I am working inside a fabric notebook using pyspark. I am trying to read in multiple parquet files into one dataframe. Each parquet file has the same number of columns but there's a chance the column schema's may differ, for example one column called "adjustment" may be type int, but type string if left empty. I am currently reading in the files to my dataframe as
df = spark.read.schema(schema).parquet(*files).withColumn(
"file_name", split(input_file_name(), "/").getItem(8)
)
where I have specified a schema and files is a list of file paths to the files I want to load from my lake. File_name is just the name of the file which contains a date in there.
when I run
display(df.where(col("file_name").contains("2024-10-01")))
It seems to display the dataframe fine, similar to display(df) but when I run
display(df.where(col("file_name").contains("2024-12-01")))
it gives me this error
org.apache.spark.SparkException: Parquet column cannot be converted in file abfss://workspace@onelake.dfs.fabric.microsoft.com/lakehouse/path/to/my/data/Data_2024-12-01. Column: [data.adjustment], Expected: string, Found: INT64.

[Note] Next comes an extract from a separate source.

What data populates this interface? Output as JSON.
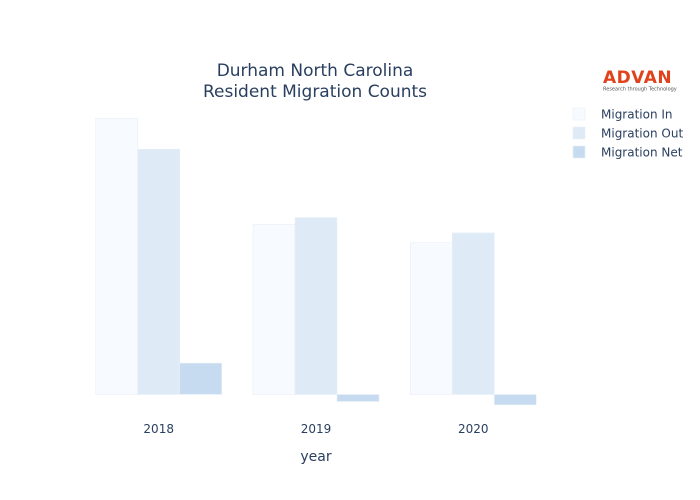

I have tried to specify the schema, I have tried to .cache() or .persist() the dataframe, but everytime I end up with this error. I thought it was something to do with lazy evaluation, but I just cannot think of what else to do apart from reading in each parquet file separately and then union'ing them after enforcing schema changes on each column. Thanks in advance for any help
but I just cannot think of what else to do apart from reading in each parquet file separately and then union'ing them after enforcing schema changes on each column
Yes. That's what you do. Reading multiple parquet files in a single statement only works if the schemas match.
So loop over the files in python, reading each into a DataFrame, add transforms to make the schemas match, and then UNION them together into your final DataFrame.